|Title||Virtual Patients on the Semantic Web: A Proof-of-Application Study|
|Publication Type||Journal Article|
|Year of Publication||2015|
|Authors||Dafli, E., Antoniou Panagiotis, Ioannidis Lazaros I., Dombros Nicholas, Topps David, and Bamidis Panagiotis|
|Journal||Journal of Medical Internet Research|
Background: Virtual patients are interactive computer simulations that are increasingly used as learning activities in modern health care education, especially in teaching clinical decision making. A key challenge is how to retrieve and repurpose virtual patients as unique types of educational resources between different platforms because of the lack of standardized content-retrieving and repurposing mechanisms. Semantic Web technologies provide the capability, through structured information, for easy retrieval, reuse, repurposing, and exchange of virtual patients between different systems.

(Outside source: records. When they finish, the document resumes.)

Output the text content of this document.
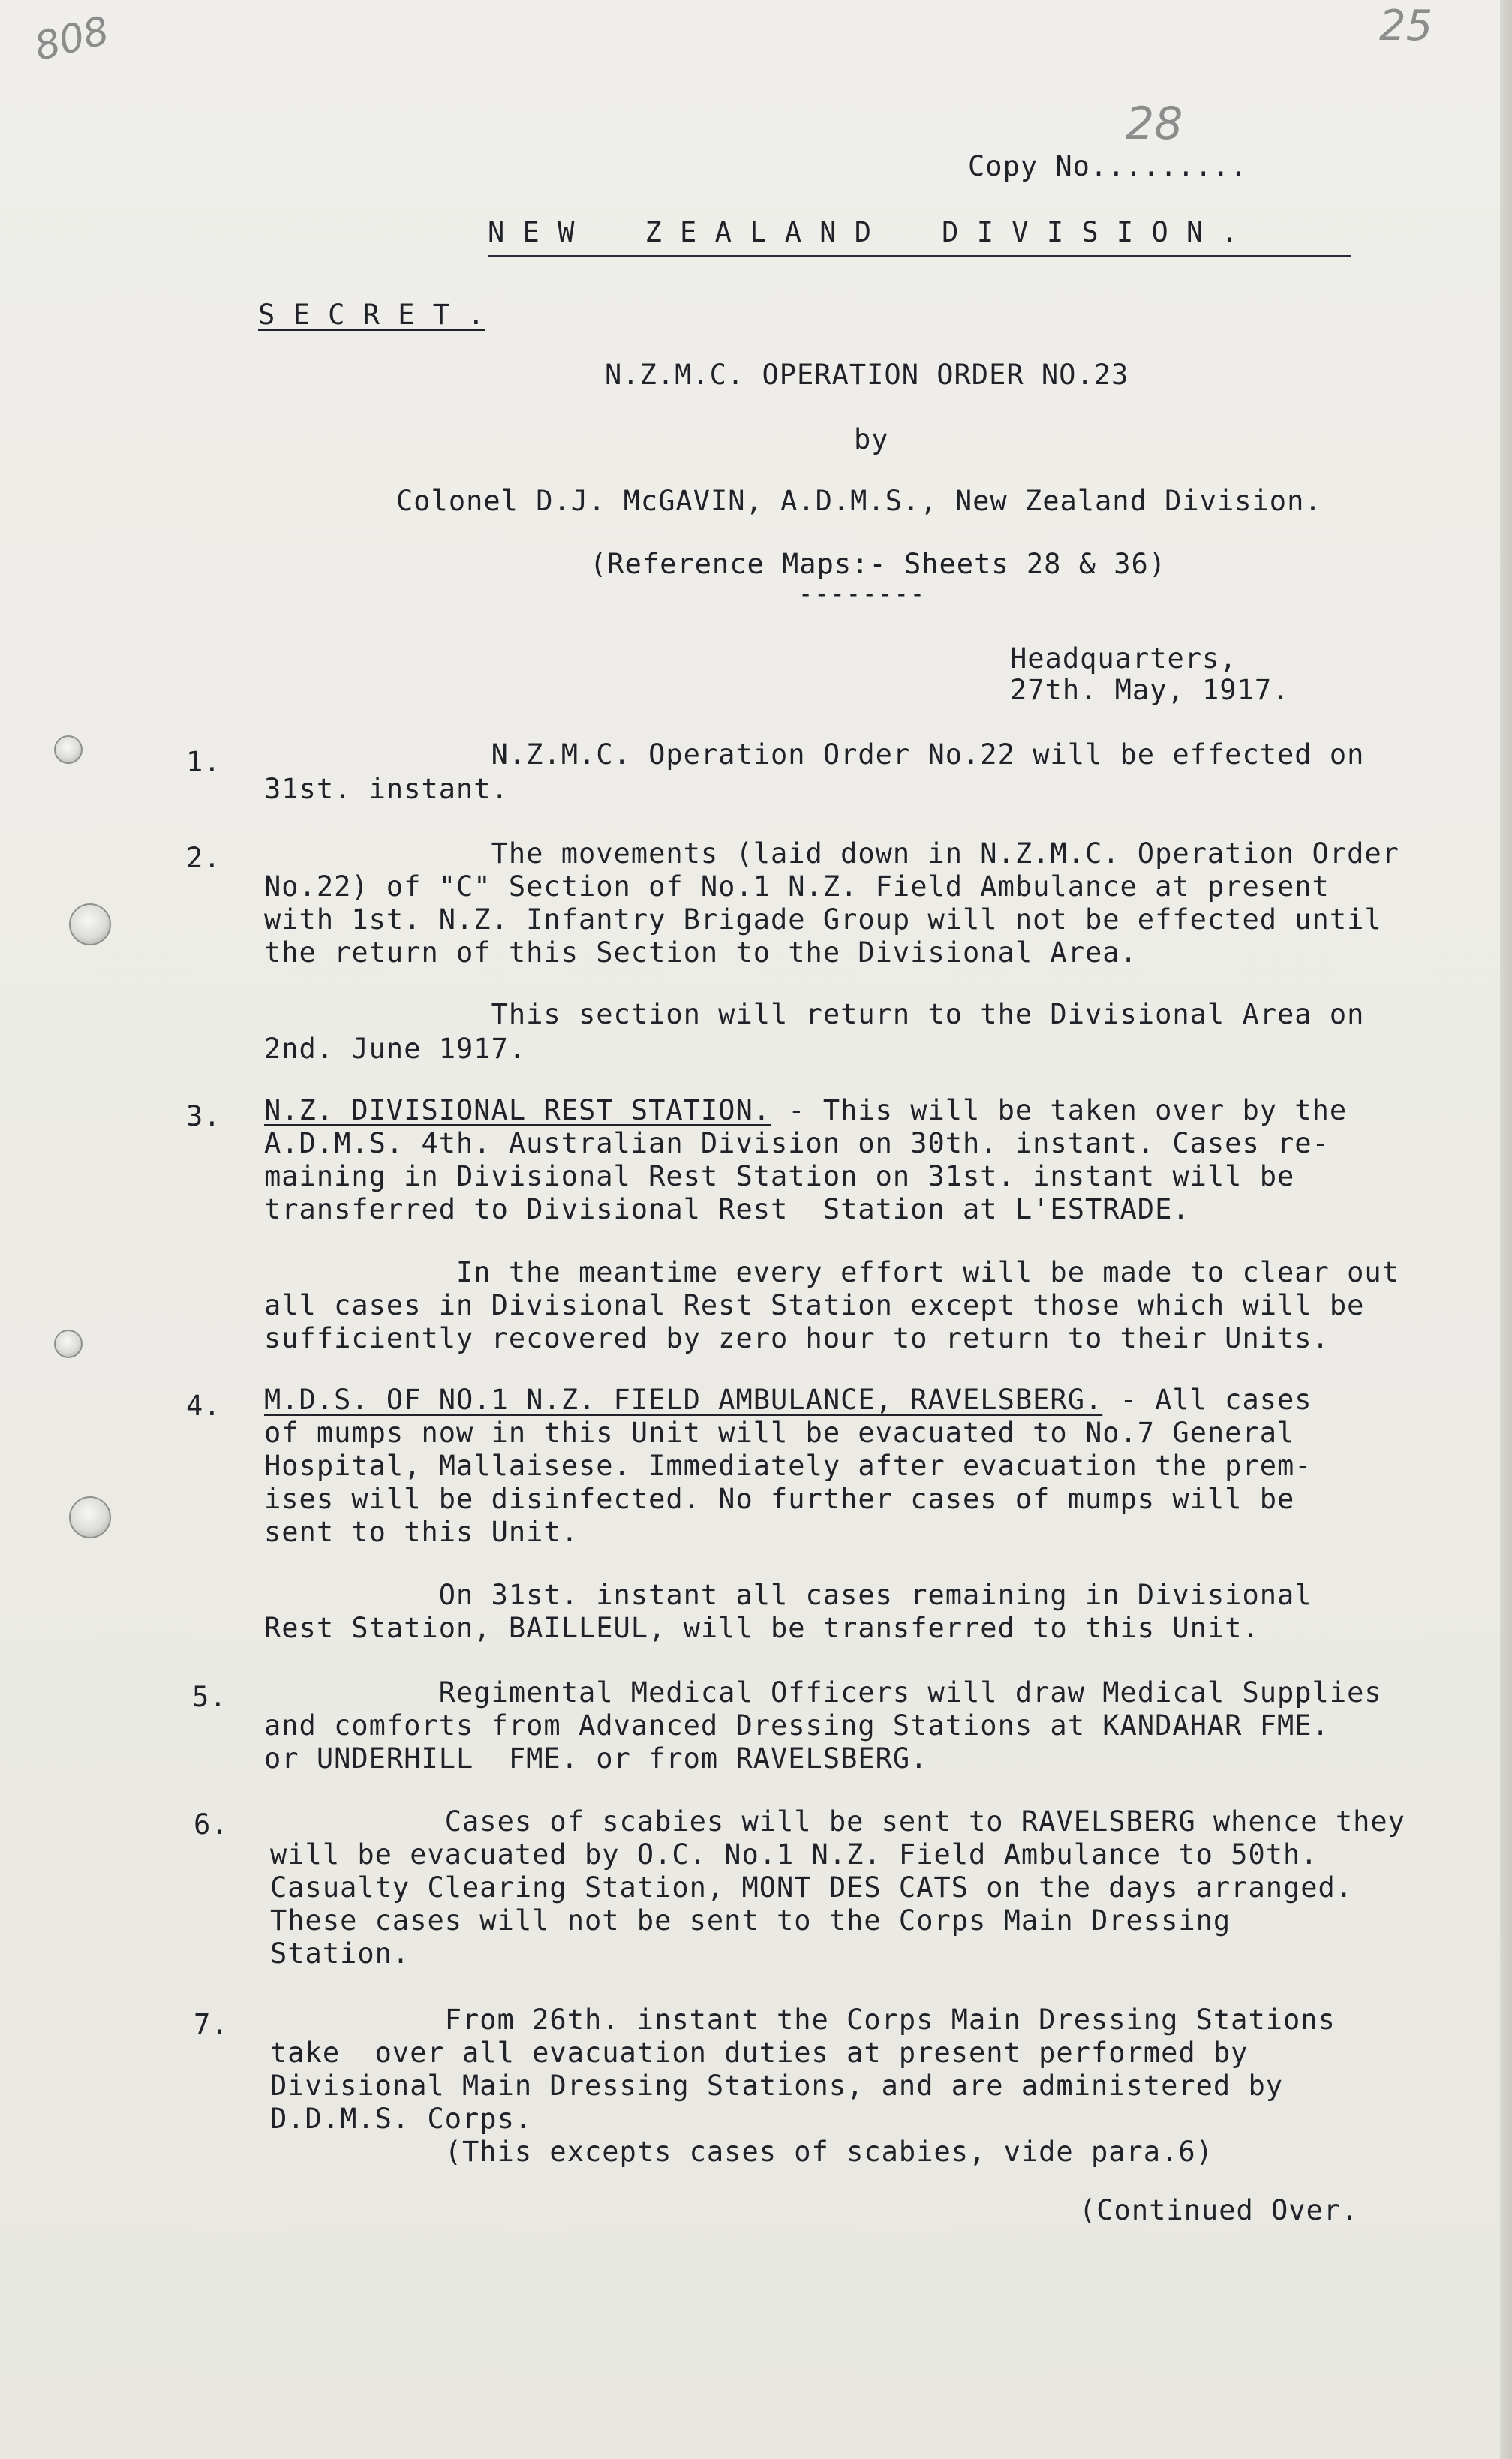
808	25
28
Copy No.........
N E W    Z E A L A N D    D I V I S I O N .
S E C R E T .
N.Z.M.C. OPERATION ORDER NO.23
by
Colonel D.J. McGAVIN, A.D.M.S., New Zealand Division.
(Reference Maps:- Sheets 28 & 36)
--------
Headquarters,
27th. May, 1917.
1. N.Z.M.C. Operation Order No.22 will be effected on
31st. instant.
2. The movements (laid down in N.Z.M.C. Operation Order
No.22) of "C" Section of No.1 N.Z. Field Ambulance at present
with 1st. N.Z. Infantry Brigade Group will not be effected until
the return of this Section to the Divisional Area.
This section will return to the Divisional Area on
2nd. June 1917.
3. N.Z. DIVISIONAL REST STATION. - This will be taken over by the
A.D.M.S. 4th. Australian Division on 30th. instant. Cases re-
maining in Divisional Rest Station on 31st. instant will be
transferred to Divisional Rest  Station at L'ESTRADE.
In the meantime every effort will be made to clear out
all cases in Divisional Rest Station except those which will be
sufficiently recovered by zero hour to return to their Units.
4. M.D.S. OF NO.1 N.Z. FIELD AMBULANCE, RAVELSBERG. - All cases
of mumps now in this Unit will be evacuated to No.7 General
Hospital, Mallaisese. Immediately after evacuation the prem-
ises will be disinfected. No further cases of mumps will be
sent to this Unit.
On 31st. instant all cases remaining in Divisional
Rest Station, BAILLEUL, will be transferred to this Unit.
5. Regimental Medical Officers will draw Medical Supplies
and comforts from Advanced Dressing Stations at KANDAHAR FME.
or UNDERHILL  FME. or from RAVELSBERG.
6. Cases of scabies will be sent to RAVELSBERG whence they
will be evacuated by O.C. No.1 N.Z. Field Ambulance to 50th.
Casualty Clearing Station, MONT DES CATS on the days arranged.
These cases will not be sent to the Corps Main Dressing
Station.
7. From 26th. instant the Corps Main Dressing Stations
take  over all evacuation duties at present performed by
Divisional Main Dressing Stations, and are administered by
D.D.M.S. Corps.
(This excepts cases of scabies, vide para.6)
(Continued Over.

Objective: An attempt to address this challenge has been made through the mEducator Best Practice Network, which provisioned frameworks for the discovery, retrieval, sharing, and reuse of medical educational resources. We have extended the OpenLabyrinth virtual patient authoring and deployment platform to facilitate the repurposing and retrieval of existing virtual patient material.
Methods: A standalone Web distribution and Web interface, which contains an extension for the OpenLabyrinth virtual patient authoring system, was implemented. This extension was designed to semantically annotate virtual patients to facilitate intelligent searches, complex queries, and easy exchange between institutions. The OpenLabyrinth extension enables OpenLabyrinth authors to integrate and share virtual patient case metadata within the mEducator3.0 network. Evaluation included 3 successive steps: (1) expert reviews; (2) evaluation of the ability of health care professionals and medical students to create, share, and exchange virtual patients through specific scenarios in extended OpenLabyrinth (OLabX); and (3) evaluation of the repurposed learning objects that emerged from the procedure.
Results: We evaluated 30 repurposed virtual patient cases. The evaluation, with a total of 98 participants, demonstrated the system’s main strength: the core repurposing capacity. The extensive metadata schema presentation facilitated user exploration and filtering of resources. Usability weaknesses were primarily related to standard computer applications’ ease of use provisions. Most evaluators provided positive feedback regarding educational experiences on both content and system usability. Evaluation results replicated across several independent evaluation events.
Conclusions: The OpenLabyrinth extension, as part of the semantic mEducator3.0 approach, is a virtual patient sharing approach that builds on a collection of Semantic Web services and federates existing sources of clinical and educational data. It is an effective sharing tool for virtual patients and has been merged into the next version of the app (OpenLabyrinth 3.3). Such tool extensions may enhance the medical education arsenal with capacities of creating simulation/game-based learning episodes, massive open online courses, curricular transformations, and a future robust infrastructure for enabling mobile learning.